NASA hits key Space Launch System milestone for future Moon missions

NASA has announced that its Space Launch System project has reached a 'significant milestone' in the effort to return humans to the Moon. The space agency and Boeing, one of the private companies it tapped as a contractor, have assembled four-fifths of the huge core stage that is key to launching the SLS and related Orion spacecraft. The success brings NASA closer to its Artemis-1 lunar mission.

NASA is working double time under the recent mandate to return humans to the Moon by 2024. That next adventure in human spaceflight will happen under the Artemis program, which is anticipated to include one male and one female astronaut who will be sent to the lunar destination by the 2024 deadline. That will itself be a step in NASA's goal to establish a persistent human presence on the Moon by 2028.

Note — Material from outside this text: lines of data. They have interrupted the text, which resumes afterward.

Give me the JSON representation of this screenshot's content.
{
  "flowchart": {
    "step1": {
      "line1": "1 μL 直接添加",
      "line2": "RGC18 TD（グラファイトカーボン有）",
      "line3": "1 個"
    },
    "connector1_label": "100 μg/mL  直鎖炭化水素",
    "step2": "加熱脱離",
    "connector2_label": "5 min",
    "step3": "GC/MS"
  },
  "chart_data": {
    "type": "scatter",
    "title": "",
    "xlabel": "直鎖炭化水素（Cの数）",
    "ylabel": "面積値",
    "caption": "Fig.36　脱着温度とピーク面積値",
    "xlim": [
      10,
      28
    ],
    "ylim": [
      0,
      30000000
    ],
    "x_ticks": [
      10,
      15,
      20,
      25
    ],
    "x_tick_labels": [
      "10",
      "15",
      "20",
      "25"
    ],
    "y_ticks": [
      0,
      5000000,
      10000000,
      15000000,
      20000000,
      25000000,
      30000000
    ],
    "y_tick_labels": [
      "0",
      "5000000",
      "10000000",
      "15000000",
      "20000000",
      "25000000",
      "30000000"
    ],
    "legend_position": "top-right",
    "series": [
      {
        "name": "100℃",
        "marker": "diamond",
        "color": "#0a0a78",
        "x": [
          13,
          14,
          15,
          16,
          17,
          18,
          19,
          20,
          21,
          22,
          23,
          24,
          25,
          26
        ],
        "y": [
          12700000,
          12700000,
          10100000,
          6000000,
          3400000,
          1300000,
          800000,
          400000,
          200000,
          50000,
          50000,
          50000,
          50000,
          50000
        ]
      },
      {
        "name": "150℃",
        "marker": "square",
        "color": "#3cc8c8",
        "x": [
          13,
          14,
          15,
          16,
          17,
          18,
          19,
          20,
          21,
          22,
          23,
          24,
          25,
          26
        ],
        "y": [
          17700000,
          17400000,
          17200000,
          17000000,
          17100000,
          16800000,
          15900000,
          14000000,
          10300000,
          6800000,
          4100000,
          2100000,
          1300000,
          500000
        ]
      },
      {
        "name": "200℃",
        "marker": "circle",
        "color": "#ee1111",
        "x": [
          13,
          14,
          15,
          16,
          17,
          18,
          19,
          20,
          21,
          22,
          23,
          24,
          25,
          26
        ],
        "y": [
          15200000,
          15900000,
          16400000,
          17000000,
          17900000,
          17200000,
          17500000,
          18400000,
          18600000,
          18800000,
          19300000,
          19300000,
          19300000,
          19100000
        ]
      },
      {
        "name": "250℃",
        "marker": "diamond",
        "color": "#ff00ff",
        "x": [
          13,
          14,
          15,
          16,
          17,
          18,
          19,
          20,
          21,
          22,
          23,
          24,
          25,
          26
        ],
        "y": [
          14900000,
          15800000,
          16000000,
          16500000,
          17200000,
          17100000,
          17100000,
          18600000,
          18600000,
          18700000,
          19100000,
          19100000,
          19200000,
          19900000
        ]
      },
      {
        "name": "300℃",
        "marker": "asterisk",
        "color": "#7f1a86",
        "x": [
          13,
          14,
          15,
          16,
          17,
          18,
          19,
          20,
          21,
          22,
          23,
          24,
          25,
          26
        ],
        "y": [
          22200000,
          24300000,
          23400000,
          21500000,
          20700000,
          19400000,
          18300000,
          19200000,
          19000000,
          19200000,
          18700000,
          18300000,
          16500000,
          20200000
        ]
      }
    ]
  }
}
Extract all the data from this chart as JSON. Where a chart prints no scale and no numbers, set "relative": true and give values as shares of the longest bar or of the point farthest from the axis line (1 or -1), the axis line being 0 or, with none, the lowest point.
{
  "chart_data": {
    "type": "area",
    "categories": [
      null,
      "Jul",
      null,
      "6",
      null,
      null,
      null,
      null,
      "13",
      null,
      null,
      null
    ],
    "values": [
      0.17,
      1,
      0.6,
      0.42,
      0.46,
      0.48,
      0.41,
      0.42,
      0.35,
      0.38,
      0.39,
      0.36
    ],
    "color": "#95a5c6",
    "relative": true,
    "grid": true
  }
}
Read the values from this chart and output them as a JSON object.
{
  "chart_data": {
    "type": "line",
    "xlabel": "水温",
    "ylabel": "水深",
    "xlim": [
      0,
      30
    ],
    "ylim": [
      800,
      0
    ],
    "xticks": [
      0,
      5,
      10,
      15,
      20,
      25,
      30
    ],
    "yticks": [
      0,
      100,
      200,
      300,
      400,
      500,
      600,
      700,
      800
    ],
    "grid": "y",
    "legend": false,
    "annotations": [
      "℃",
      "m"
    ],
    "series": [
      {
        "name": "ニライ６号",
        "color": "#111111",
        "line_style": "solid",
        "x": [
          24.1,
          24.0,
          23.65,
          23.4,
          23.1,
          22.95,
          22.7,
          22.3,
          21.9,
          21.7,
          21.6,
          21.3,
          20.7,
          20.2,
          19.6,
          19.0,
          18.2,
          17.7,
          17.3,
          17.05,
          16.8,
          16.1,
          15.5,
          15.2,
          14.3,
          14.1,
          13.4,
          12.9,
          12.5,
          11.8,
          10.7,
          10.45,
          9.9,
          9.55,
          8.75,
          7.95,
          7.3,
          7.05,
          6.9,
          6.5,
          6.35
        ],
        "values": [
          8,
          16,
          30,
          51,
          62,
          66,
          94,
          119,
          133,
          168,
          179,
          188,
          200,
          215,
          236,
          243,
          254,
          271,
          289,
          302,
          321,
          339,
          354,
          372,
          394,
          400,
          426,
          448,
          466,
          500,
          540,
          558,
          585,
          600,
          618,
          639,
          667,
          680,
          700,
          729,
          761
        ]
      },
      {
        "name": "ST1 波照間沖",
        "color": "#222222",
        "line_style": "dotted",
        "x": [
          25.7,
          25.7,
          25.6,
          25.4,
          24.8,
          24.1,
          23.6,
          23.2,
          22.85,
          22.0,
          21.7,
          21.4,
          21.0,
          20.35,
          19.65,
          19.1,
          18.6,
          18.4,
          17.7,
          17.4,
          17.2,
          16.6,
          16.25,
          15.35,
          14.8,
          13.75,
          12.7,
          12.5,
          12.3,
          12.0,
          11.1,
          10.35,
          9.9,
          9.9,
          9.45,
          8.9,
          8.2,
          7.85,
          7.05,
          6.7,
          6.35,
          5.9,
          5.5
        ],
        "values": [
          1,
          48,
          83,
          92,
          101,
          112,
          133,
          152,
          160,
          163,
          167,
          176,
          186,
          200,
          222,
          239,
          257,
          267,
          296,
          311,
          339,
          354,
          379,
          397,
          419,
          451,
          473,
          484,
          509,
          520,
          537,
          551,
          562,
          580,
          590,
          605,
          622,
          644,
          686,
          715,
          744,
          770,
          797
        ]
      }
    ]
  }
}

Artemis-1 was formerly called the Exploration Mission-1; it will represent the first integrated flight test of the Orion spacecraft, the Space Launch System (SLS) rocket, and the upgraded Exploration Ground Systems at NASA's Kennedy Space Center. In an announcement on Monday, NASA said the first large and complex core stage for the SLS rocket was successfully manufactured. SLS program manager John Honeycutt explained:

This milestone brings the Space Launch System closer to launching the first Artemis mission. The SLS rocket team is laser focused on building the rocket not only for the first flight but also rockets for the second and third Artemis missions that will send astronauts to the Moon.

According to NASA, at this point in its configuration, the stage measures about 190ft in length and is the single largest rocket stage the space agency has built since Saturn V stages. NASA says its experts had to change their core stage assembly plan in order to meet the 2024 deadline — it now mates the individual structures horizontally, whereas before it would have happened vertically.

If everything goes according to plan, the rocket will have its maiden launch next year.